Objects
- type of object: sculpture
- date: 1972
- material/technique: metal
- dimensions: 50 x 33 x 58 cm
- inventory No.: RZ-108
- image licensed under: CC BY-SA
In 1960 Jerzy Jarnuszkiewicz suffered a heart attack, so he was unable to sculpt. A visit to his father’s metal shop made him decide to learn to weld, and so his work with metal began. Also important for the creation of spatial compositions is certainly the environment of artists working at the Art and Research Department of the Warsaw Academy of Fine Arts, where Jarnuszkiewicz taught at the time (Jerzy Soltan, Zbigniew Ihnatowicz, Lech Tomaszewski, Oskar Hansen). This experimental design and teaching unit then developed a new concept for organising space, based on the theory of Open Form (the interaction of elements that make up a sculpture). Jarnuszkiewicz’s most intense period of work in metal was between 1963 and 1967. About 1968, the artist had already begun to move away from abstract compositions of this type, which was related, among other things, to the lack of access to stainless steel.

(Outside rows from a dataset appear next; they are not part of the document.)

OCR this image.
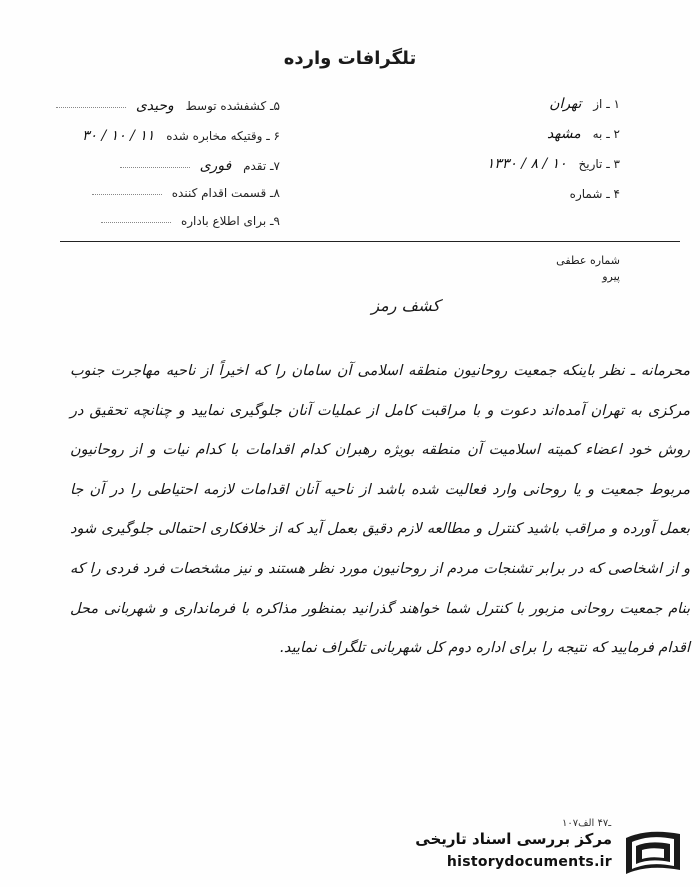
تلگرافات وارده
۱ ـ از تهران
۲ ـ به مشهد
۳ ـ تاریخ ۱۰ / ۸ / ۱۳۳۰
۴ ـ شماره
۵ـ کشفشده توسط وحیدی
۶ ـ وقتیکه مخابره شده ۱۱ / ۱۰ / ۳۰
۷ـ تقدم فوری
۸ـ قسمت اقدام کننده
۹ـ برای اطلاع باداره
شماره عطفی
پیرو
کشف رمز
محرمانه ـ نظر باینکه جمعیت روحانیون منطقه اسلامی آن سامان را که اخیراً از ناحیه مهاجرت جنوب مرکزی به تهران آمده‌اند دعوت و با مراقبت کامل از عملیات آنان جلوگیری نمایید و چنانچه تحقیق در روش خود اعضاء کمیته اسلامیت آن منطقه بویژه رهبران کدام اقدامات با کدام نیات و از روحانیون مربوط جمعیت و یا روحانی وارد فعالیت شده باشد از ناحیه آنان اقدامات لازمه احتیاطی را در آن جا بعمل آورده و مراقب باشید کنترل و مطالعه لازم دقیق بعمل آید که از خلافکاری احتمالی جلوگیری شود و از اشخاصی که در برابر تشنجات مردم از روحانیون مورد نظر هستند و نیز مشخصات فرد فردی را که بنام جمعیت روحانی مزبور با کنترل شما خواهند گذرانید بمنظور مذاکره با فرمانداری و شهربانی محل اقدام فرمایید که نتیجه را برای اداره دوم کل شهربانی تلگراف نمایید.
۱۰۷ـ۴۷ الف
مرکز بررسی اسناد تاریخی
historydocuments.ir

Objects is a metal, black-painted abstract sculpture from 1972 — a late representation of the group in question, in some ways related to Spatial Composition from Ravne (Yugoslavia, 1964) and Ostrava (Czechoslovakia, 1967). It consists of geometric forms (two circles formed from metal strips, different sized cuboids) inscribed in a standing cuboid structure made of horizontal and vertical bars. This mock-up was created during the artist’s stay in Montreal. The abstract compositions were appreciated by critics, but the artist himself treated them only as a preparatory exercise for Pieta, which he considered the most important sculpture in his life.